A particle with kinetic energy `T` is deflected by a spherical potential well radius `R` and depth `U_(0)` i.e., by the field in which the potential energy of the particle takes the form
`U = {(0" for "r gt R),(-U_(0)" for "r lt R):}`
where `r` is the distance from the centre of the well. Find the relationship between the aiming parameter `b` of the particle and the angle `theta` through which it deflects from initial motion direction.

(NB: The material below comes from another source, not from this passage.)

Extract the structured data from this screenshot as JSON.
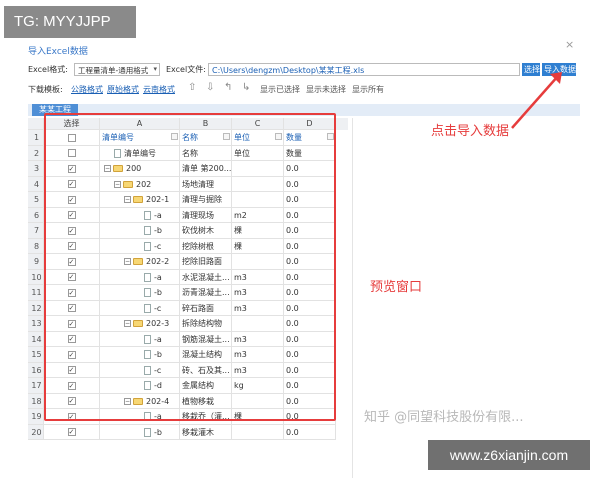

See the diagram on the next page. In the region where potential is nonzero, the kinetic energy of the partilce is, by energy conservation,
`T+U_(0)` and the momentum of the particle has the magnitude `sqrt(2m(T+U_(0)))`. On the boundary the force is radial, so the tangential component of the momentum does not change:
`sqrt(2mT)sin alpha= sqrt(2m(T+(U)_(0)) sin varphi`
so `sin varphi=sqrt((T)/(T+U_(0)) )sin alpha= (sin alpha)/(n)`
where `n=sqrt(1+(U_(0))/(T))`. We also have
`theta=2(alpha-varphi)`
Therefore
`"sin"(theta)/(2)= sin (alpha-varphi)= sin alpha cos varphi- cos alpha sin varphi`
`= sin alpha(cos varphi-(cos alpha)/(n))`
or `(n sintheta//2)/(sin alpha)=sqrt(n^(2)-sin^(2)alpha)-cos alpha`
or `((n sin theta//2)/(sin alpha)+ cos alpha)^(2)=n^(2)-sin^(2)alpha`
or `n^(2) "sin"^(2)(theta)/(2)"cot"^(2)alpha+2 n "sin"(theta)/(2) "cot" alpha+1=n^(2)"cos"^(2)(theta)/(2)`
or `cot alpha=("n cos"(theta)/(2)-1)/("n sin"(theta)/(2)`
Hence `sin alpha=("n sin"(theta)/(2))/(sqrt(1+n^(2)-2"n cos"(theta)/(2))`
Finally, the impact parameter is
`b=R sin alpha=("nR sin"(theta)/(2))/(sqrt(1+n^(2)-2"n cos" (theta)/(2)))`.